Adherence to CDC guidelines for the placement, maintenance and removal of catheters and American College of Critical Care Medicine and Infectious Disease Society of America guidelines for evaluating fever in a critically ill patient reduced catheter-associated urinary tract infections in the ICU, according to recent findings.
“Reduction in UTIs has become a major focus of hospitals throughout the country because they result in prolonged hospital stays and increase health care costs,” Katherine Mullin, MD, of the Cleveland Clinic, said in a press release. “In our prevention model of catheter-associated UTIs, we included guidance for which patients should be tested, excluding those without symptoms or high-risk of invasive infection.”
Mullin and colleagues established a network of all ICU and infection prevention disciplines with the institution-wide goal of decreasing catheter-associated UTIs. Interventions included assessment of competency with catheter insertion and maintenance; maintaining a closed system; initiation of a nurse-driven protocol for catheter removal; improved fidelity of electronic documentation of catheters; implementation of preservative tubes for specimen collection; and periodic maintenance audits of catheters.
Monthly meetings were also held to consider guidelines from the American College of Critical Care Medicine and Infectious Disease Society of America for assessment of fever in critically ill patients, which were implemented by all ICU disciplines in the network. The joint guidance from these organizations suggest that, when assessing fever in the critically ill, urine cultures should only be evaluated in patient populations at high risk for invasive infection. Such patients include kidney transplant recipients; individuals who are neutropenic or have recently undergone genitourinary surgery; and those with signs of obstruction.

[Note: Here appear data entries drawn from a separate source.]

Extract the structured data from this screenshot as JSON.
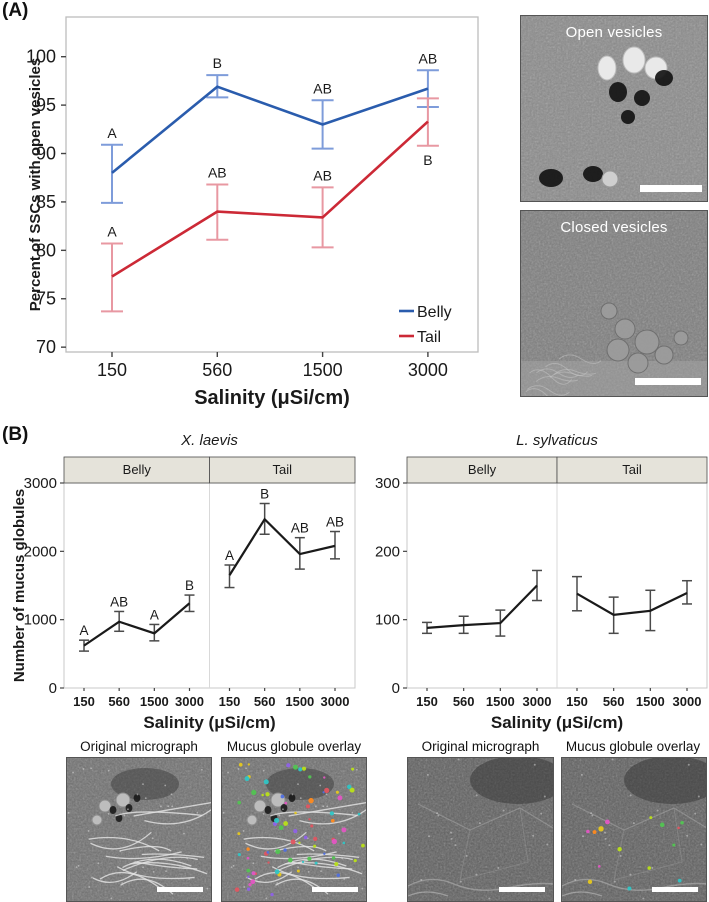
{
  "figure": {
    "panel_a_label": "(A)",
    "panel_b_label": "(B)",
    "background": "#ffffff"
  },
  "panel_a": {
    "micrographs": [
      {
        "label": "Open vesicles"
      },
      {
        "label": "Closed vesicles"
      }
    ]
  },
  "panel_b": {
    "left_micrographs": [
      {
        "label": "Original micrograph"
      },
      {
        "label": "Mucus globule overlay"
      }
    ],
    "right_micrographs": [
      {
        "label": "Original micrograph"
      },
      {
        "label": "Mucus globule overlay"
      }
    ],
    "overlay_palette": [
      "#e6c81e",
      "#52c452",
      "#e356c3",
      "#ff8a1e",
      "#2fc5c5",
      "#8f62e8",
      "#4f6fe0",
      "#e05560",
      "#b9e018"
    ]
  },
  "chart_data": [
    {
      "id": "panel-a",
      "type": "line",
      "title": "",
      "xlabel": "Salinity (μSi/cm)",
      "ylabel": "Percent of SSCs with open vesicles",
      "categories": [
        150,
        560,
        1500,
        3000
      ],
      "ylim": [
        69.5,
        104.1
      ],
      "yticks": [
        70,
        75,
        80,
        85,
        90,
        95,
        100
      ],
      "grid": false,
      "legend_position": "bottom-right",
      "series": [
        {
          "name": "Belly",
          "color": "#2A5CAD",
          "errorbar_color": "#7E9CDA",
          "letter_color": "#6E93D8",
          "values": [
            88.0,
            96.9,
            93.0,
            96.7
          ],
          "err_lo": [
            84.9,
            95.8,
            90.5,
            94.8
          ],
          "err_hi": [
            90.9,
            98.1,
            95.5,
            98.6
          ],
          "letters": [
            "A",
            "B",
            "AB",
            "AB"
          ],
          "letter_pos": [
            "above",
            "above",
            "above",
            "above"
          ]
        },
        {
          "name": "Tail",
          "color": "#CC2936",
          "errorbar_color": "#E898A2",
          "letter_color": "#E4505E",
          "values": [
            77.3,
            84.0,
            83.4,
            93.3
          ],
          "err_lo": [
            73.7,
            81.1,
            80.3,
            90.8
          ],
          "err_hi": [
            80.7,
            86.8,
            86.5,
            95.7
          ],
          "letters": [
            "A",
            "AB",
            "AB",
            "B"
          ],
          "letter_pos": [
            "above",
            "above",
            "above",
            "below"
          ]
        }
      ]
    },
    {
      "id": "panel-b-left",
      "type": "line-faceted",
      "title": "X. laevis",
      "xlabel": "Salinity (μSi/cm)",
      "ylabel": "Number of mucus globules",
      "categories": [
        150,
        560,
        1500,
        3000
      ],
      "ylim": [
        0,
        3000
      ],
      "yticks": [
        0,
        1000,
        2000,
        3000
      ],
      "strip_fill": "#E5E3DA",
      "line_color": "#1a1a1a",
      "errorbar_color": "#4a4a4a",
      "facets": [
        {
          "label": "Belly",
          "values": [
            620,
            970,
            800,
            1240
          ],
          "err_lo": [
            540,
            830,
            690,
            1120
          ],
          "err_hi": [
            700,
            1120,
            930,
            1360
          ],
          "letters": [
            "A",
            "AB",
            "A",
            "B"
          ]
        },
        {
          "label": "Tail",
          "values": [
            1650,
            2470,
            1960,
            2080
          ],
          "err_lo": [
            1470,
            2250,
            1740,
            1890
          ],
          "err_hi": [
            1800,
            2700,
            2200,
            2290
          ],
          "letters": [
            "A",
            "B",
            "AB",
            "AB"
          ]
        }
      ]
    },
    {
      "id": "panel-b-right",
      "type": "line-faceted",
      "title": "L. sylvaticus",
      "xlabel": "Salinity (μSi/cm)",
      "ylabel": "",
      "categories": [
        150,
        560,
        1500,
        3000
      ],
      "ylim": [
        0,
        300
      ],
      "yticks": [
        0,
        100,
        200,
        300
      ],
      "strip_fill": "#E5E3DA",
      "line_color": "#1a1a1a",
      "errorbar_color": "#4a4a4a",
      "facets": [
        {
          "label": "Belly",
          "values": [
            88,
            92,
            95,
            150
          ],
          "err_lo": [
            80,
            80,
            76,
            128
          ],
          "err_hi": [
            96,
            105,
            114,
            172
          ],
          "letters": [
            "",
            "",
            "",
            ""
          ]
        },
        {
          "label": "Tail",
          "values": [
            138,
            107,
            113,
            139
          ],
          "err_lo": [
            113,
            80,
            84,
            123
          ],
          "err_hi": [
            163,
            133,
            143,
            157
          ],
          "letters": [
            "",
            "",
            "",
            ""
          ]
        }
      ]
    }
  ]
}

Screening for catheter-associated UTIs and hospital-acquired bloodstream infections (BSIs), as defined by the National Healthcare Safety Network (NHSN), was performed on a regular basis and documented in an infection prevention database. Patient days were acquired through an administrative source and device days were calculated manually per NHSN guidelines. Data on catheter-associated UTIs, hospital-acquired BSIs and hospital-acquired BSIs resulting from Enterobacteriaceae were collected and compared. Orders for urine cultures were tracked by service.
The study was conducted from Jan. 1, 2013 to Dec. 31, 2014. Data were obtained from ICUs in the pediatric, medical, surgical, neurological, cardiac, heart failure and cardiothoracic surgery disciplines, comprising 215 adult and 25 pediatric beds in a tertiary care academic medical center with a total of 1,268 beds.
There were 11,117 ICU admissions in 2013, which led to 74,705 patient days, and 11,589 ICU admissions in 2014, resulting in 75,569 patient days. Device use ratios were 0.7 in 2013 and 0.68 in 2014. The number of urine specimens cultured declined from 4,749 in 2013 to 2,479 in 2014, according to the researchers. The catheter-associated UTI rate was reduced from 3 per 1,000 catheter days in 2013 to 1.9 in 2014 (rate ratio, 0.6291; 95% CI, 0.49-0.81). Decreases in the rates of hospital-acquired BSIs and hospital-acquired BSIs secondary to Enterobacteriaceae did not reach statistical significance.
“Our approach began with attention to best practice for insertion, maintenance and removal of Foley catheters,” the researchers wrote. “Subsequently, we emphasized ‘stewardship of testing’ by following published guidance for evaluation of a fever prior to ordering a urine culture in a critically ill patient. The culmination of these efforts was a significant reduction in catheter-associated UTIs.”
Future research should evaluate whether stewardship of testing in the ICU results in “downstream benefits” on the use of antibiotics, the development of resistance and resource use during hospital stays, they added. – by Julia Ernst, MS
Disclosures: The researchers report no relevant financial disclosures.